WHY WE’LL BE HERE / MASSACHUSETTS
WHO Jeff Immelt, President and CEO, General Electric
SITE HISTORY The “world’s digital industry company,” as GE dubs itself, traces its origins to Thomas Edison’s laboratory in New York City. GE was incorporated in 1892 when Edison’s company merged with the Thomason-Houston of Lynn, Massachusetts, then took headquarters space in Schenectady, New York. In 1974, the company relocated to Fairfield, Connecticut. After last year’s tax hike, however, Immelt went public with his disappointment, launching a well-publicized search for a new home in June. Lured to Massachusetts by a $120 million incentive program, GE will move to an as-yet-undisclosed location in Boston’s waterfront Innovation District by 2017.
WHY MASSACHUSETTS? GE builds on what is already a significant presence in Massachusetts, with nearly 5,000 employees across the state in businesses including aviation, oil and gas and energy management. In 2014, GE moved its life sciences headquarters to Marlborough. Last year, GE announced it was relocating its energy services start-up, Current, to Boston.

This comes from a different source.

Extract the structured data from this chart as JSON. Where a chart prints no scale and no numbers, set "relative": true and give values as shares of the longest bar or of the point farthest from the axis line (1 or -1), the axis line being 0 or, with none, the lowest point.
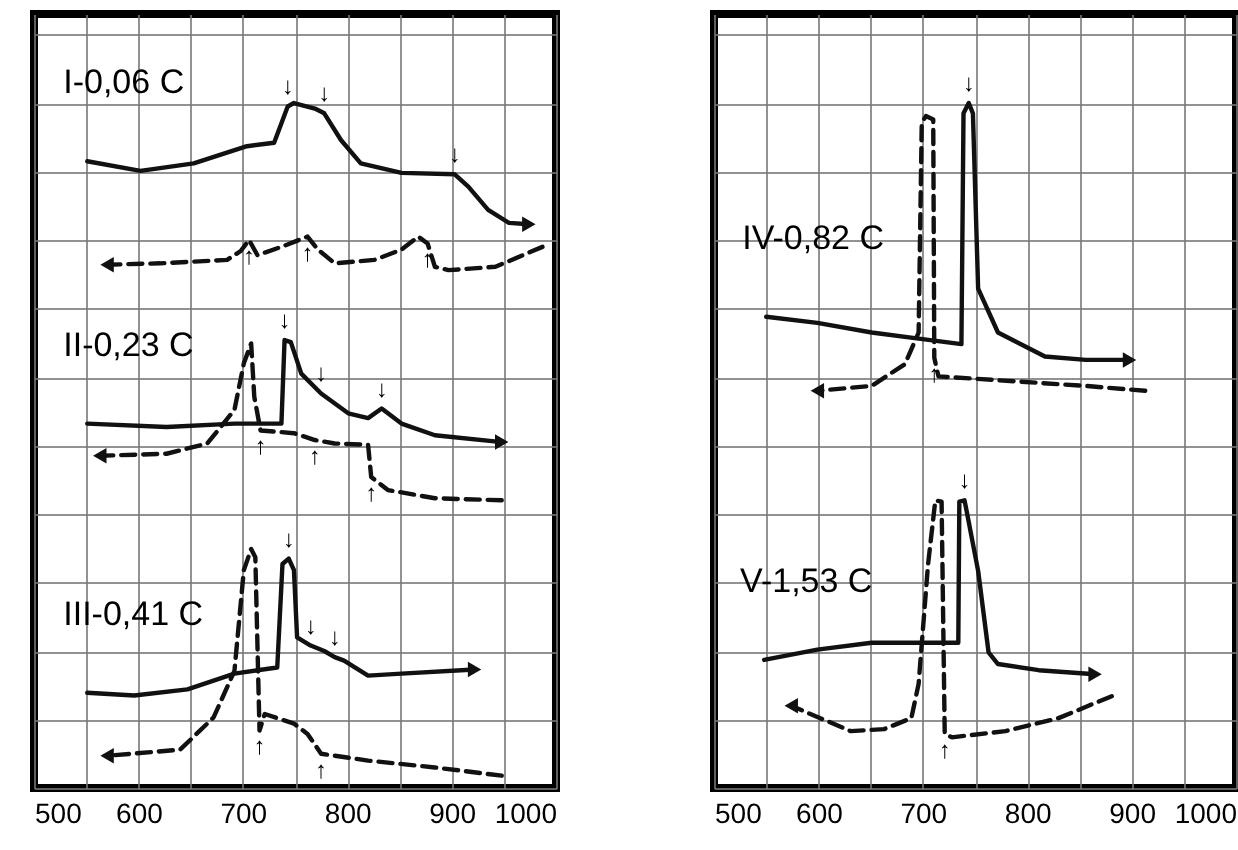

REASON FOR LOCATION “Greater Boston is home to 55 colleges and universities. Massachusetts spends more on R&D than any other region in the world, and Boston attracts a diverse, technologically fluent workforce focused on solving challenges for the world. We are excited to bring our headquarters to this dynamic and creative city.”
NEW HAMPSHIRE | #24 | LAGGING GDP
The economy is humming, but a tight labor market—and sluggish in-migration—hampers growth. After decades of luring Massachusetts residents annually by the tens of thousands, that pace has slowed to a crawl. An overhaul of “outdated” land-use and zoning policies could help attract new residents, says Dennis Delay, an economist with the New Hampshire Center for Public Policy Studies. Delay and other economists expect steady economic expansion through 2019. The New England Economic Partnership forecasts New Hampshire will continue to lag GDP growth and job creation in both New England and the nation.
NEW JERSEY | #47 | BIOTECH PROMISE
Northern New Jersey’s economic mainstays—telecom, professional services, pharmaceutical research and manufacturing—show moderate growth, while education and healthcare outpace the nation. Moderate job expansion has bolstered consumer spending, aiding the retail, entertainment and hospitality sectors.
Professional services, long a Garden State mainstay, show signs of recovery from recessionary doldrums. JPMorgan Chase’s decision to relocate to Jersey City from Manhattan yielded 2,100 jobs—and a jolt of optimism at a time when most corporate traffic was heading out of state.
While the Garden State is closely connected to both New York and Philadelphia metro economies, such local clusters as biotech and software development expect moderate growth, offsetting stagnation in pharmaceuticals, telecom and manufacturing. Infrastructure improvements, including port-facility upgrades, may fortify economic growth in the trade and transportation sectors. Regulatory changes from Washington have roiled the financial services industry, shrinking payrolls.
Native son site selector Dennis Donovan, of Wadley-Donovan-Gutshaw Consulting, praises the state’s incentive and subsidy programs, but wishes permitting could be sped up. Central-state MSAs, including Trenton and Edison, have grown fitfully; net growth lags behind the national pace.